04.01.1042 - Tag des Takin - Später Vormittag
Der Elb blieb sitzen, als Xū Dǎnshí seine Gestalt änderte, doch er sein Blick verdunkelte sich deutlich. "Ketten. Die Magie hält die mächtigsten Ketten.", sagte er knapp, fast zischend, nicht weiter erklärend, was er damit wohl meinen könnte, auch wenn es wohl er meinte, dass die Magie andere in Ketten werfe. Sein Gesicht blieb ernst und dennoch ermahnte sich wohl innerlich zur Ruhe, denn er beantwortete die Frage des alten Mannes.

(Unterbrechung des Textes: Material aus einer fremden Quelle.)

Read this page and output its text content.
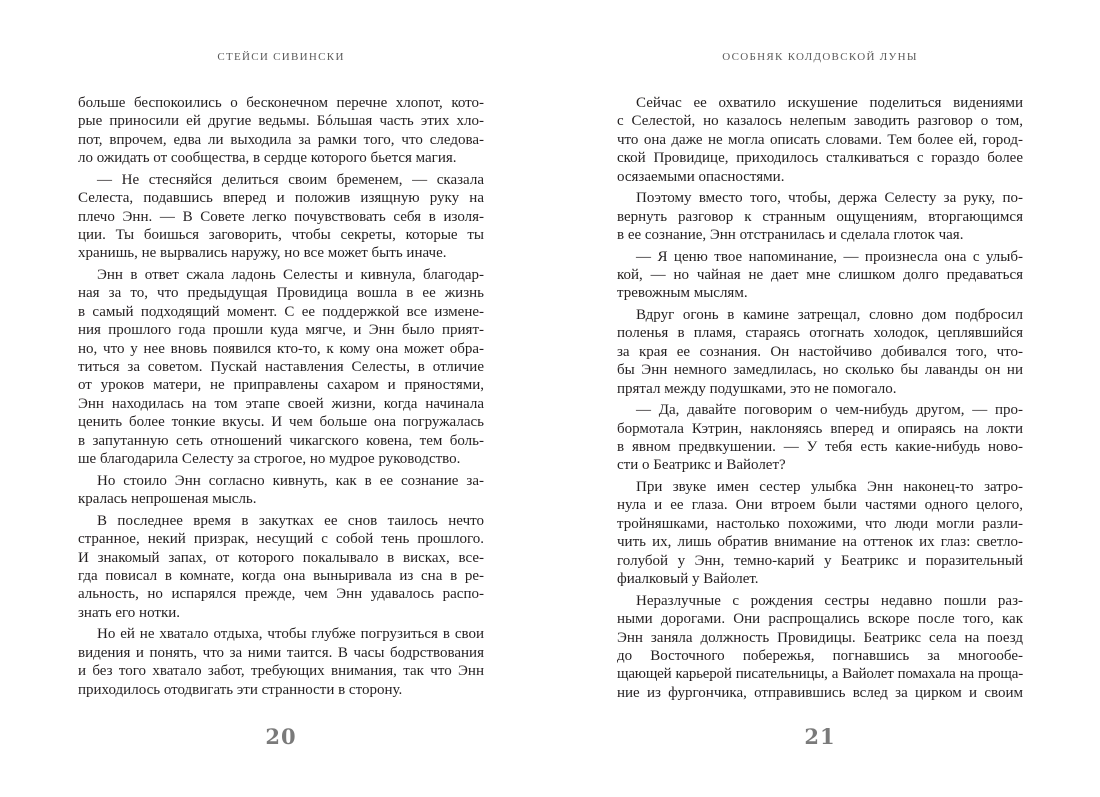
СТЕЙСИ СИВИНСКИ
больше беспокоились о бесконечном перечне хлопот, кото-
рые приносили ей другие ведьмы. Бóльшая часть этих хло-
пот, впрочем, едва ли выходила за рамки того, что следова-
ло ожидать от сообщества, в сердце которого бьется магия.
— Не стесняйся делиться своим бременем, — сказала
Селеста, подавшись вперед и положив изящную руку на
плечо Энн. — В Совете легко почувствовать себя в изоля-
ции. Ты боишься заговорить, чтобы секреты, которые ты
хранишь, не вырвались наружу, но все может быть иначе.
Энн в ответ сжала ладонь Селесты и кивнула, благодар-
ная за то, что предыдущая Провидица вошла в ее жизнь
в самый подходящий момент. С ее поддержкой все измене-
ния прошлого года прошли куда мягче, и Энн было прият-
но, что у нее вновь появился кто-то, к кому она может обра-
титься за советом. Пускай наставления Селесты, в отличие
от уроков матери, не приправлены сахаром и пряностями,
Энн находилась на том этапе своей жизни, когда начинала
ценить более тонкие вкусы. И чем больше она погружалась
в запутанную сеть отношений чикагского ковена, тем боль-
ше благодарила Селесту за строгое, но мудрое руководство.
Но стоило Энн согласно кивнуть, как в ее сознание за-
кралась непрошеная мысль.
В последнее время в закутках ее снов таилось нечто
странное, некий призрак, несущий с собой тень прошлого.
И знакомый запах, от которого покалывало в висках, все-
гда повисал в комнате, когда она выныривала из сна в ре-
альность, но испарялся прежде, чем Энн удавалось распо-
знать его нотки.
Но ей не хватало отдыха, чтобы глубже погрузиться в свои
видения и понять, что за ними таится. В часы бодрствования
и без того хватало забот, требующих внимания, так что Энн
приходилось отодвигать эти странности в сторону.
20
ОСОБНЯК КОЛДОВСКОЙ ЛУНЫ
Сейчас ее охватило искушение поделиться видениями
с Селестой, но казалось нелепым заводить разговор о том,
что она даже не могла описать словами. Тем более ей, город-
ской Провидице, приходилось сталкиваться с гораздо более
осязаемыми опасностями.
Поэтому вместо того, чтобы, держа Селесту за руку, по-
вернуть разговор к странным ощущениям, вторгающимся
в ее сознание, Энн отстранилась и сделала глоток чая.
— Я ценю твое напоминание, — произнесла она с улыб-
кой, — но чайная не дает мне слишком долго предаваться
тревожным мыслям.
Вдруг огонь в камине затрещал, словно дом подбросил
поленья в пламя, стараясь отогнать холодок, цеплявшийся
за края ее сознания. Он настойчиво добивался того, что-
бы Энн немного замедлилась, но сколько бы лаванды он ни
прятал между подушками, это не помогало.
— Да, давайте поговорим о чем-нибудь другом, — про-
бормотала Кэтрин, наклоняясь вперед и опираясь на локти
в явном предвкушении. — У тебя есть какие-нибудь ново-
сти о Беатрикс и Вайолет?
При звуке имен сестер улыбка Энн наконец-то затро-
нула и ее глаза. Они втроем были частями одного целого,
тройняшками, настолько похожими, что люди могли разли-
чить их, лишь обратив внимание на оттенок их глаз: светло-
голубой у Энн, темно-карий у Беатрикс и поразительный
фиалковый у Вайолет.
Неразлучные с рождения сестры недавно пошли раз-
ными дорогами. Они распрощались вскоре после того, как
Энн заняла должность Провидицы. Беатрикс села на поезд
до Восточного побережья, погнавшись за многообе-
щающей карьерой писательницы, а Вайолет помахала на проща-
ние из фургончика, отправившись вслед за цирком и своим
21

"Ich käme nicht auf die Idee, euch Worte in den Mund zu legen. Ich bin davon ausgegangen, was ihr gesagt habt, Xū Laoshi. Eure kleine...Vorführung unterstreicht dies doch nur." Der Elb strich sich die schwarzgefärbten Haare aus dem Gesicht, welche sich Sekunden vorher ihren Weg dorthin gebahnt hatten, da der Elb eine kleines Stück zurückgeschreckt war, als Xū Dǎnshí sich verwandelt hatte. Seine die Phönixe darstellenden Hände verbarg er danach wieder, unterstrich erstmals nicht seine Worte mit formvollendeten Gesten, welche er bestimmt über Jahrhunderte eingeübt hatte. "Menschen und Elben sind unterschiedlich. Denn nur, weil ihr beweist, dass ihr die Maske einer Echse, eines Menschen oder was auch immer tragen könnt, was auch immer ihr nun in Wirklichkeit sein mögt, heißt es nicht, dass alle gleich sind. Dass ich nach den Sitten der Menschen Chuangs leben muss, macht mich noch zu keinem. Dass ihr glaubt, dass ihr Elben und Menschen vergleichen könnt oder gar jede Form annehmen könnt, macht euch noch nicht zu allem. Ihr bleibt, was ihr eigentlich seid." Der Elb atmete tief ein. "Erziehung und dergleichen mag eine Rolle spielen, gerade wenn es um Kultur geht. Aber ich gebe zu Bedenken: nichtmenschliche Humanoide eignen sich nicht so zur Zucht, wie Wildschweine, Wölfe oder Wildpferde."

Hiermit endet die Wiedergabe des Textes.